Interpreting outputs
---------------------

Open your ``backproject_weighted_filt.mrc`` or ``reconstruct.19.mrc``, as appropriate, in ChimeraX or a similar 3D volume viewer.
If all went well, you should see a reconstruction that looks like your desired structure.
Note that in ``tomodrgn backproject_voxel`` the CTF is modeled via phase flipping only, whereas in ``tomodrgn train_nn`` the CTF is modeled via both phase and amplitude correction (due to different reconstruction approaches).

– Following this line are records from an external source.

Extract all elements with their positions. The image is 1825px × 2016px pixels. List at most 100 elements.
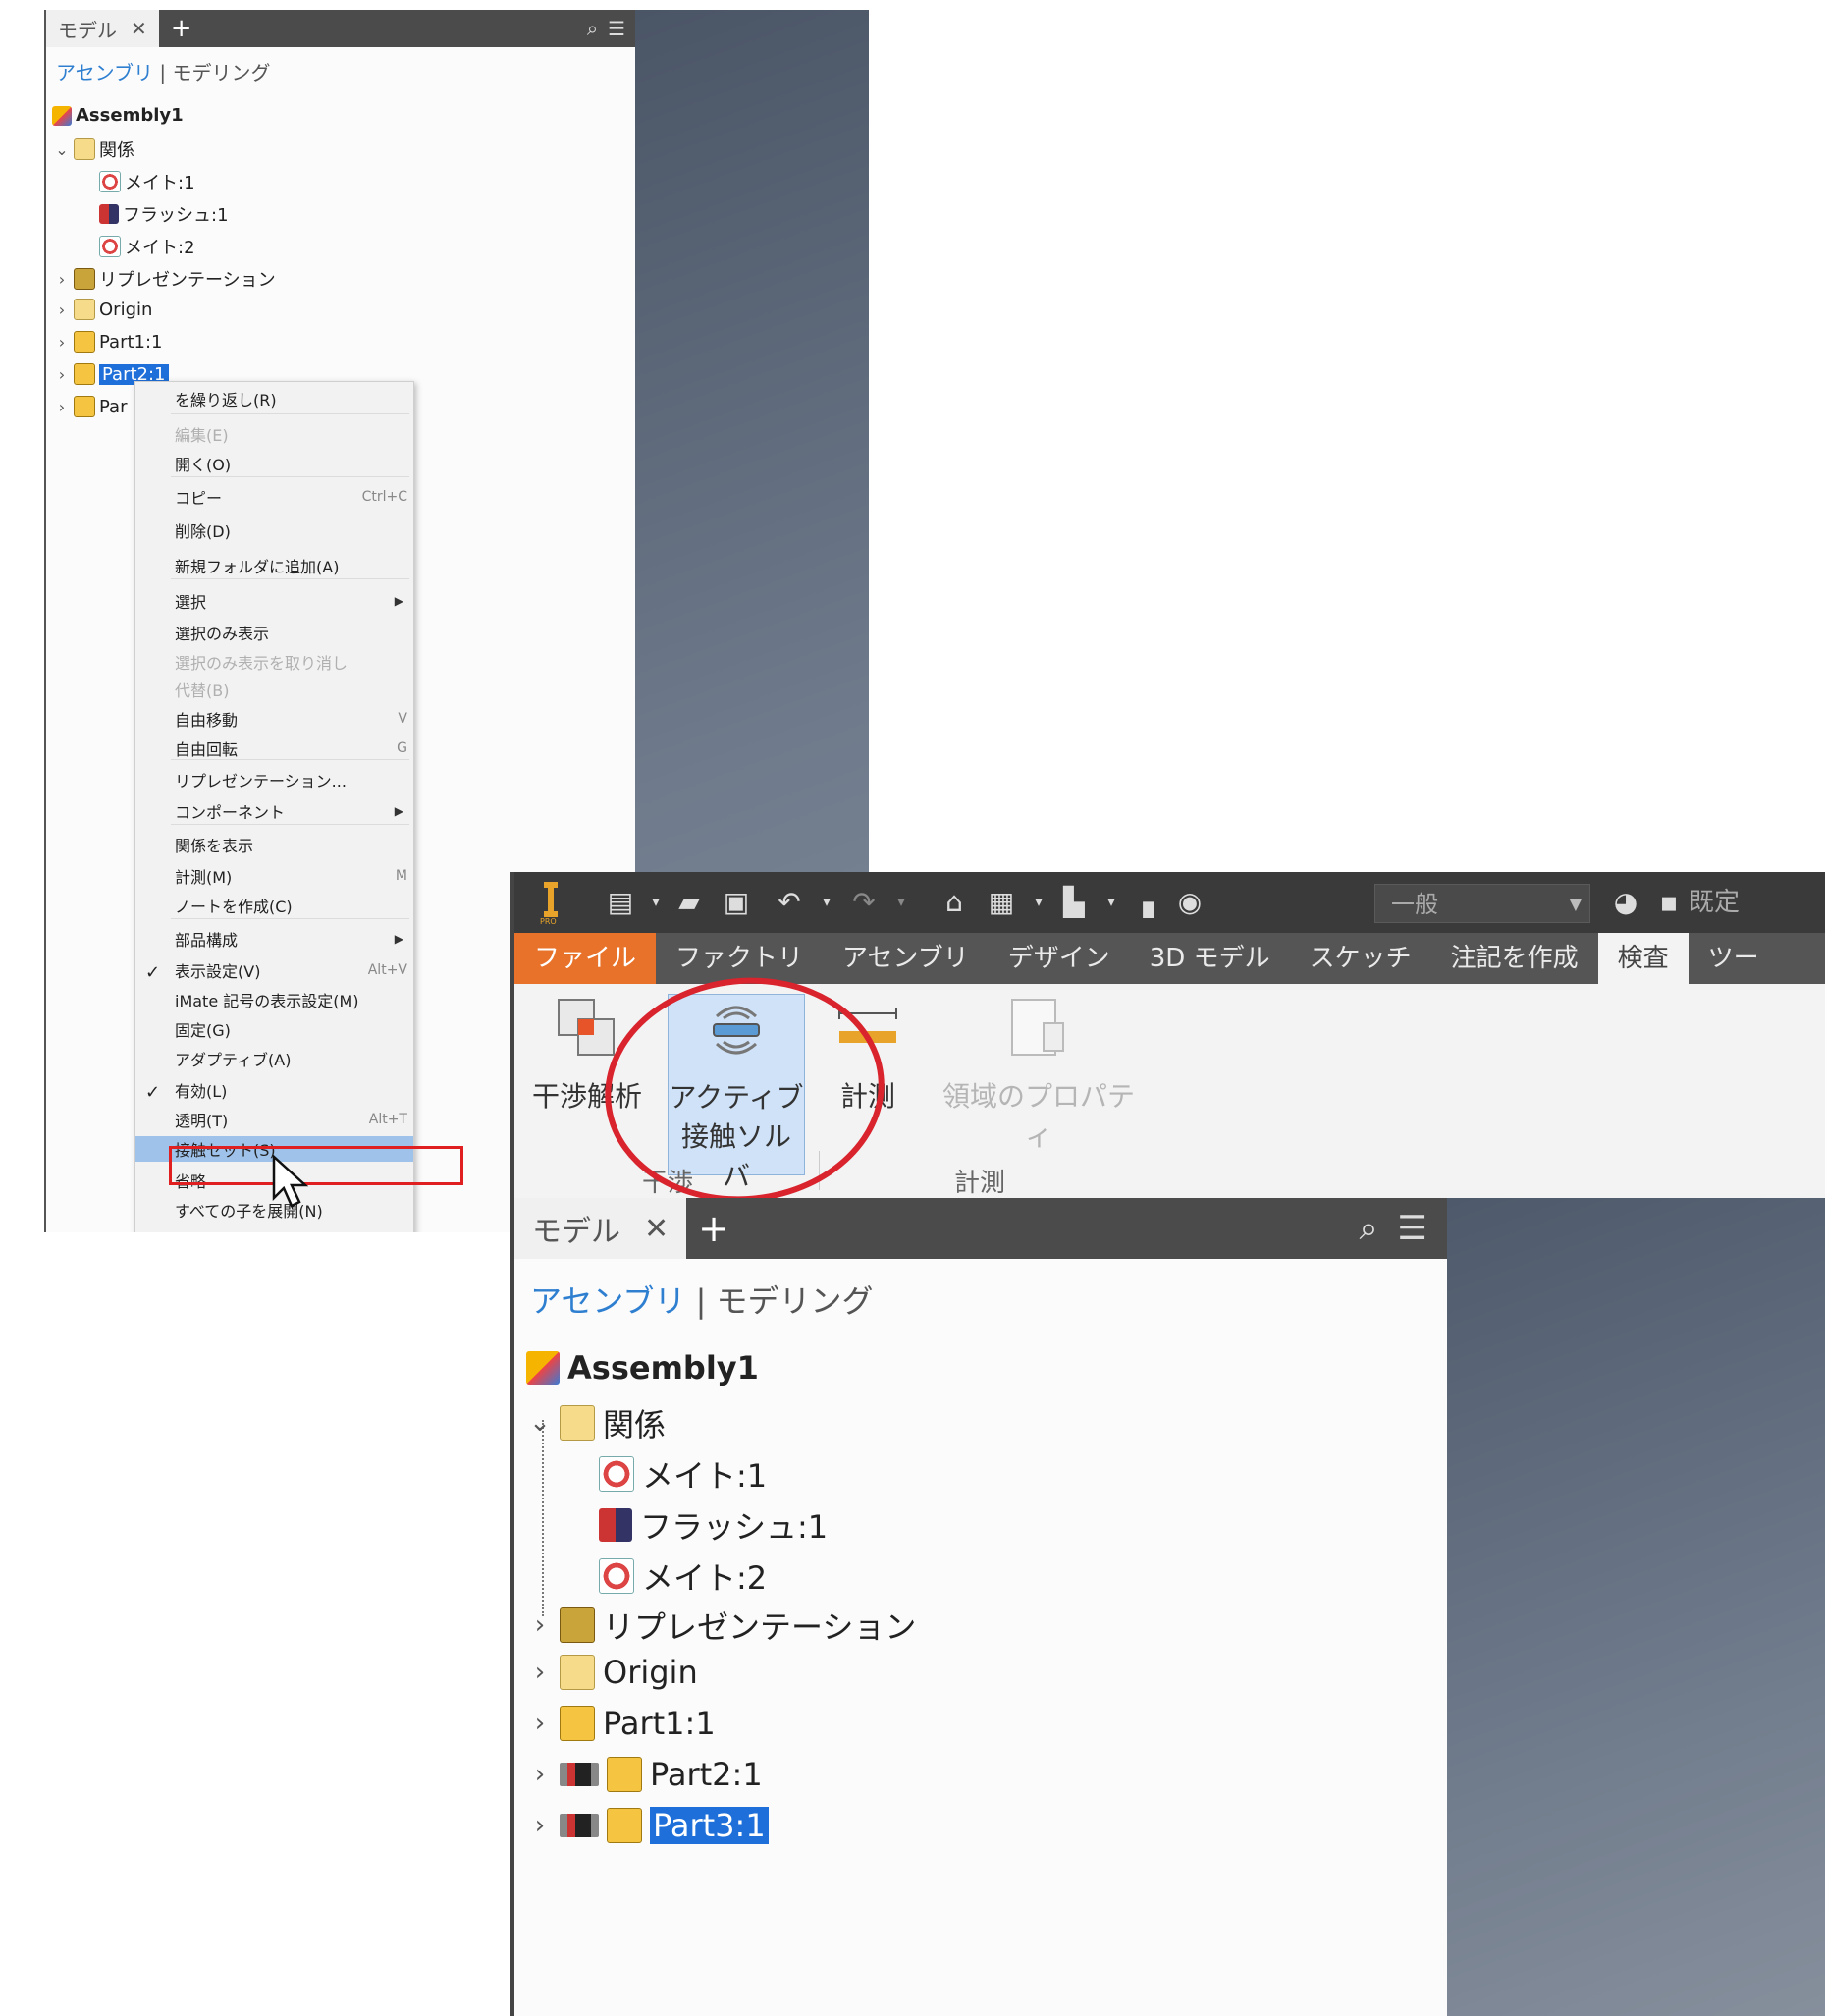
- tree-node-mate2[interactable]: メイト:2: [99, 234, 195, 259]
- appearance-icon[interactable]: ◕: [1608, 886, 1643, 919]
- dropdown-arrow-icon[interactable]: ▾: [809, 886, 844, 919]
- context-menu-item[interactable]: 部品構成 ▶: [135, 926, 413, 952]
- ribbon-tab[interactable]: デザイン: [989, 933, 1130, 984]
- dropdown-arrow-icon[interactable]: ▾: [1021, 886, 1056, 919]
- context-menu-item[interactable]: 代替(B): [135, 677, 413, 702]
- tree-node-origin[interactable]: › Origin: [528, 1654, 698, 1691]
- tree-node-origin[interactable]: › Origin: [54, 299, 152, 320]
- material-icon[interactable]: ◉: [1172, 886, 1208, 919]
- select-priority-icon[interactable]: ▙: [1056, 886, 1092, 919]
- tree-node-mate2[interactable]: メイト:2: [599, 1553, 767, 1599]
- ribbon-tab[interactable]: ツー: [1689, 933, 1779, 984]
- context-menu-item[interactable]: 自由移動 V: [135, 706, 413, 732]
- ribbon-tab[interactable]: 注記を作成: [1431, 933, 1598, 984]
- chevron-right-icon[interactable]: ›: [528, 1760, 552, 1789]
- add-tab-button[interactable]: +: [159, 14, 204, 43]
- style-combo[interactable]: 一般 ▼: [1374, 884, 1590, 923]
- ribbon-tab[interactable]: ファクトリ: [656, 933, 823, 984]
- dropdown-arrow-icon[interactable]: ▾: [1094, 886, 1129, 919]
- ribbon-tab[interactable]: スケッチ: [1290, 933, 1431, 984]
- dropdown-arrow-icon[interactable]: ▾: [884, 886, 919, 919]
- tree-node-relations[interactable]: ⌄ 関係: [528, 1400, 666, 1445]
- tree-node-mate1[interactable]: メイト:1: [599, 1451, 767, 1497]
- search-icon[interactable]: ⌕: [587, 17, 598, 40]
- tree-node-relations[interactable]: ⌄ 関係: [54, 136, 134, 162]
- chevron-down-icon[interactable]: ⌄: [54, 140, 70, 159]
- tree-node-part1[interactable]: › Part1:1: [54, 331, 163, 353]
- tree-node-representation[interactable]: › リプレゼンテーション: [54, 266, 276, 292]
- context-menu-item[interactable]: 自由回転 G: [135, 736, 413, 761]
- material-combo[interactable]: 既定: [1689, 886, 1740, 919]
- menu-icon[interactable]: ☰: [608, 17, 625, 40]
- mode-assembly-link[interactable]: アセンブリ: [530, 1282, 685, 1320]
- chevron-right-icon[interactable]: ›: [54, 300, 70, 319]
- context-menu-item[interactable]: 選択 ▶: [135, 588, 413, 614]
- tree-node-assembly[interactable]: Assembly1: [52, 105, 184, 126]
- context-menu-item[interactable]: を繰り返し(R): [135, 386, 413, 411]
- new-file-icon[interactable]: ▤: [603, 886, 638, 919]
- mode-modeling-link[interactable]: モデリング: [172, 61, 270, 84]
- tree-node-part1[interactable]: › Part1:1: [528, 1705, 716, 1742]
- chevron-right-icon[interactable]: ›: [528, 1610, 552, 1640]
- chevron-right-icon[interactable]: ›: [528, 1658, 552, 1687]
- ribbon-tab[interactable]: 3D モデル: [1130, 933, 1290, 984]
- context-menu-item[interactable]: コンポーネント ▶: [135, 798, 413, 824]
- tab-model[interactable]: モデル ✕: [514, 1198, 687, 1259]
- context-menu-item[interactable]: 開く(O): [135, 451, 413, 476]
- chevron-right-icon[interactable]: ›: [54, 398, 70, 416]
- context-menu-item[interactable]: 削除(D): [135, 518, 413, 543]
- chevron-right-icon[interactable]: ›: [54, 365, 70, 384]
- tree-node-mate1[interactable]: メイト:1: [99, 169, 195, 194]
- chevron-right-icon[interactable]: ›: [54, 333, 70, 352]
- tree-node-representation[interactable]: › リプレゼンテーション: [528, 1603, 916, 1648]
- context-menu-item[interactable]: iMate 記号の表示設定(M): [135, 987, 413, 1012]
- menu-icon[interactable]: ☰: [1398, 1209, 1427, 1248]
- graphics-viewport[interactable]: [1447, 1198, 1825, 2016]
- dropdown-arrow-icon[interactable]: ▾: [638, 886, 673, 919]
- mode-modeling-link[interactable]: モデリング: [717, 1282, 874, 1320]
- update-icon[interactable]: ▦: [984, 886, 1019, 919]
- tree-node-flush1[interactable]: フラッシュ:1: [99, 201, 229, 227]
- ribbon-tab[interactable]: 検査: [1597, 933, 1689, 984]
- context-menu-item[interactable]: 計測(M) M: [135, 863, 413, 889]
- context-menu-item[interactable]: リプレゼンテーション...: [135, 767, 413, 792]
- context-menu-item[interactable]: 新規フォルダに追加(A): [135, 553, 413, 578]
- tree-node-part2[interactable]: › Part2:1: [528, 1756, 763, 1793]
- ribbon-tab[interactable]: アセンブリ: [823, 933, 989, 984]
- context-menu-item[interactable]: 関係を表示: [135, 832, 413, 857]
- search-icon[interactable]: ⌕: [1359, 1209, 1377, 1248]
- close-icon[interactable]: ✕: [131, 17, 147, 40]
- context-menu-item[interactable]: 固定(G): [135, 1016, 413, 1042]
- context-menu-item[interactable]: アダプティブ(A): [135, 1046, 413, 1071]
- add-tab-button[interactable]: +: [686, 1207, 741, 1250]
- undo-icon[interactable]: ↶: [772, 886, 807, 919]
- home-icon[interactable]: ⌂: [937, 886, 972, 919]
- context-menu-item[interactable]: ノートを作成(C): [135, 893, 413, 918]
- tree-node-assembly[interactable]: Assembly1: [526, 1349, 759, 1387]
- save-icon[interactable]: ▣: [719, 886, 754, 919]
- close-icon[interactable]: ✕: [644, 1212, 669, 1246]
- ribbon-tab[interactable]: ファイル: [514, 933, 657, 984]
- context-menu-item[interactable]: ✓ 有効(L): [135, 1077, 413, 1103]
- chevron-right-icon[interactable]: ›: [528, 1811, 552, 1840]
- context-menu-item[interactable]: 選択のみ表示を取り消し: [135, 649, 413, 675]
- region-properties-button[interactable]: 領域のプロパティ: [931, 994, 1147, 1154]
- app-logo-icon[interactable]: PRO: [534, 880, 567, 925]
- context-menu-item[interactable]: 選択のみ表示: [135, 620, 413, 645]
- redo-icon[interactable]: ↷: [846, 886, 882, 919]
- chevron-right-icon[interactable]: ›: [54, 270, 70, 289]
- context-menu-item[interactable]: ✓ 表示設定(V) Alt+V: [135, 957, 413, 983]
- material-swatch-icon[interactable]: ▪: [1651, 886, 1687, 919]
- context-menu-item[interactable]: コピー Ctrl+C: [135, 484, 413, 510]
- mode-assembly-link[interactable]: アセンブリ: [56, 61, 153, 84]
- tree-node-part3[interactable]: › Part3:1: [528, 1807, 769, 1844]
- properties-icon[interactable]: ▗: [1125, 886, 1160, 919]
- tree-node-flush1[interactable]: フラッシュ:1: [599, 1502, 828, 1548]
- open-folder-icon[interactable]: ▰: [671, 886, 707, 919]
- chevron-down-icon[interactable]: ⌄: [528, 1408, 552, 1438]
- context-menu-item[interactable]: 透明(T) Alt+T: [135, 1107, 413, 1132]
- chevron-right-icon[interactable]: ›: [528, 1709, 552, 1738]
- tree-node-part3[interactable]: › Par: [54, 396, 127, 417]
- tab-model[interactable]: モデル ✕: [46, 10, 159, 47]
- context-menu-item[interactable]: 編集(E): [135, 421, 413, 447]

Assessing model convergence and overfitting
--------------------------------------------
In the case of using ``tomodrgn train_nn``, the tool ``tomodrgn convergence_nn`` can be used to monitor the FSC between the trained model's consensus reconstruction and an external consensus reconstruction at every epoch at which a checkpoint was evaluated during model training.

.. code-block:: python

    tomodrgn convergence_nn \
        02_validate_train-nn \
        path/to/reference_volume.mrc \
        --fsc-mask soft

The outputs of this command include the following:

* plots

  - FSC between ``reconstruct.*.mrc`` and ``reference_volume.mrc`` at every epoch, using the specified ``--fsc-mask``
  - FSC between ``reconstruct.*.mrc`` and ``reference_volume.mrc`` at the final training epoch, using the specified ``--fsc-mask``
  - resolution at FSC correlation of 0.5 at every epoch
  - resolution at FSC correlation of 0.143 at every epoch

* ``freqs_fscs.pkl``: the spatial resolution and FSC information stored as a tuple of numpy arrays in a .pkl file

Model convergence is generally observed as a stabilization of the FSC curve over successive epochs of training.
Model overfitting is generally observed as worse FSC curves over successive epochs of training.

Common pitfalls
----------------

If your reconstruction does not look like an interpretable structure similar to that produced by upstream processing, here are a few things to check:

* volume looks hollow: try adding ``--uninvert-data`` to your ``backproject_voxel`` or ``train_nn`` command to fix the data sign convention for your particles (light-on-dark vs dark-on-light)
* volume looks like a featureless ball of the appropriate diameter for your particle: the rotations specified in your star file may be inaccurate. Check these poses by reconstructing these particles with ``mpirun -n NUM_MPI_PROCESSES relion_reconstruct_mpi --i particleseries.star --o reconstruct_relion.mrc --ctf``.
* volume looks like a cube of noise:

  #. try setting a stronger lowpass filter (``--lowpass``) or using more input particles (``--use-first-nptcls``) if using ``tomodrgn backproject_voxel``, or training for fewer epochs (``--num-epochs``) with more particles (``-use-first-nptcls``) if using ``tomodrgn train_nn``
  #. confirm that your particle coordinates were supplied for extraction with the correct pixel size and align with your desired particles (e.g. with Cube, Napari, or similar). Check these poses by reconstructing these particles with ``mpirun -n NUM_MPI_PROCESSES relion_reconstruct_mpi --i particleseries.star --o reconstruct_relion.mrc --ctf``.